The Cabildo Museum
Jackson Square – New Orleans, LA
History – The Cabildo Museum is the sister building of the Presbytere, which bracket the world famous St. Louis Cathedral. These three historic icons are the heart of the French Quarter in Jackson Square in New Orleans, Louisiana. After the original building was destroyed by the Great Fire of 1788, it was rebuilt in 1794 and the structure remains today. The city council which resided in the building at the time was referred to as the “Illustrious Cabildo,” and the building adopted their name. The Cabildo is most famous for being the site of the signing of the Louisiana Purchase in 1803. The structure was also home to the Louisiana Supreme Court from 1868-1910. It was the site of several major United States court cases including Plessy v. Ferguson, which established the law of “separate but equal.” In 1911, the building was purchased by the state and remains today as a museum dedicated to the history of Louisiana.

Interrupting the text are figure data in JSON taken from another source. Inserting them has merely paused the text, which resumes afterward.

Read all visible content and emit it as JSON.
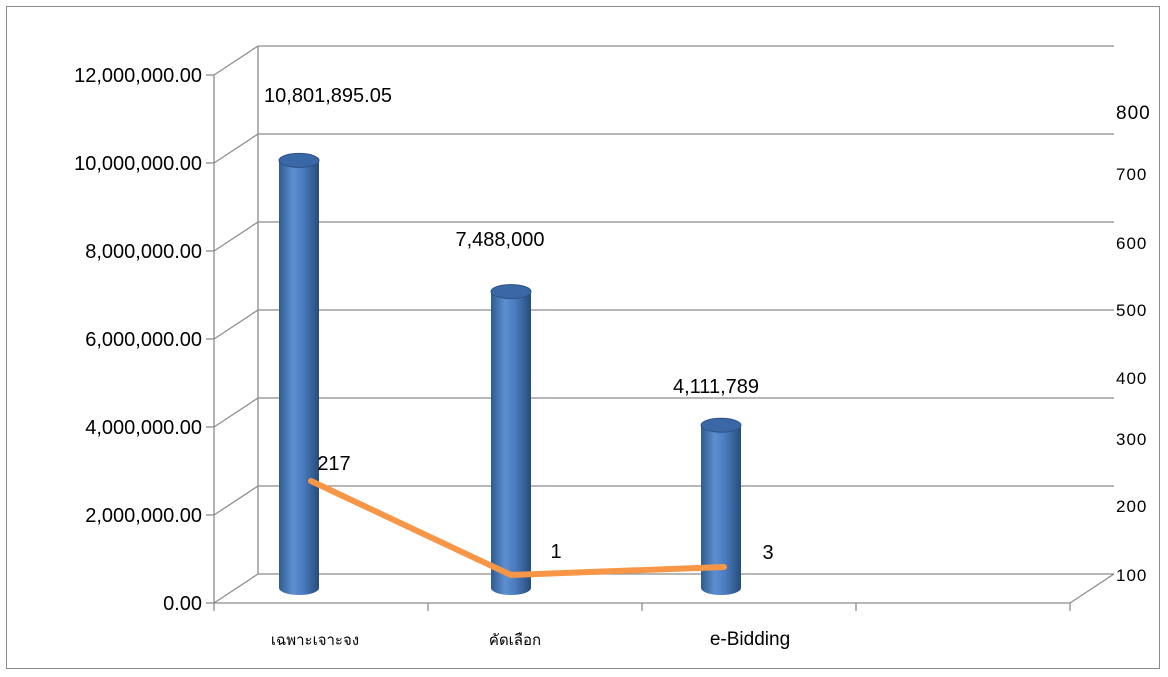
{
  "chart_data": {
    "type": "bar",
    "categories": [
      "เฉพาะเจาะจง",
      "คัดเลือก",
      "e-Bidding"
    ],
    "bar_series": {
      "values": [
        10801895.05,
        7488000,
        4111789
      ],
      "labels": [
        "10,801,895.05",
        "7,488,000",
        "4,111,789"
      ],
      "color": "#4F81BD"
    },
    "line_series": {
      "values": [
        217,
        1,
        3
      ],
      "labels": [
        "217",
        "1",
        "3"
      ],
      "color": "#F79646"
    },
    "ylim": [
      0,
      12000000
    ],
    "y_ticks": [
      "0.00",
      "2,000,000.00",
      "4,000,000.00",
      "6,000,000.00",
      "8,000,000.00",
      "10,000,000.00",
      "12,000,000.00"
    ],
    "y2lim": [
      0,
      800
    ],
    "y2_ticks": [
      "100",
      "200",
      "300",
      "400",
      "500",
      "600",
      "700",
      "800"
    ],
    "grid": true,
    "legend": "none"
  }
}
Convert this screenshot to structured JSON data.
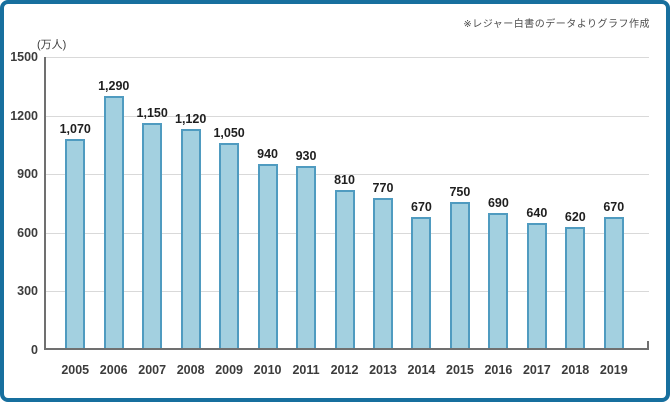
{
  "annotation": "※レジャー白書のデータよりグラフ作成",
  "chart_data": {
    "type": "bar",
    "title": "",
    "xlabel": "",
    "ylabel": "(万人)",
    "categories": [
      "2005",
      "2006",
      "2007",
      "2008",
      "2009",
      "2010",
      "2011",
      "2012",
      "2013",
      "2014",
      "2015",
      "2016",
      "2017",
      "2018",
      "2019"
    ],
    "values": [
      1070,
      1290,
      1150,
      1120,
      1050,
      940,
      930,
      810,
      770,
      670,
      750,
      690,
      640,
      620,
      670
    ],
    "value_labels": [
      "1,070",
      "1,290",
      "1,150",
      "1,120",
      "1,050",
      "940",
      "930",
      "810",
      "770",
      "670",
      "750",
      "690",
      "640",
      "620",
      "670"
    ],
    "ylim": [
      0,
      1500
    ],
    "yticks": [
      0,
      300,
      600,
      900,
      1200,
      1500
    ],
    "ytick_labels": [
      "0",
      "300",
      "600",
      "900",
      "1200",
      "1500"
    ],
    "grid": true,
    "legend": "none",
    "annotation": "※レジャー白書のデータよりグラフ作成",
    "colors": {
      "bar_fill": "#a3d0e0",
      "bar_border": "#4f9bc0",
      "frame_border": "#176f9e",
      "gridline": "#d9d9d9",
      "axis": "#707070",
      "label_text": "#1f1f1f",
      "tick_text": "#3c3c3c",
      "note_text": "#4d4d4d"
    }
  }
}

The Lathan Company performed a complete exterior renovation of the Cabildo’s sister building, Presbytere, in 2004-2005. Shortly after finishing the project, Hurricane Katrina struck the city of New Orleans. Cabildo, the elder of the two buildings, did not fare as well as Presbytere when the storm hit. While Presbytere’s newly completed slate roof received no damage, Cabildo sustained substantial damage to its roof. Because of the outstanding performance with the Presbytere, the Lathan Company was selected to restore the damaged slates, copper flashings and gutter systems around each of the decorative dormers on the Cabildo. Lathan’s restorations assures that the Cabildo will be ready to withstand the next hurricane.
With the completion of the Cabildo roof repairs in 2007, Lathan now has completed restoration of three of the five historic structures (Upper Pontalba, Cabildo Museum, & Presbytere Museum) which surround Jackson Square in the heart of the French Quarter.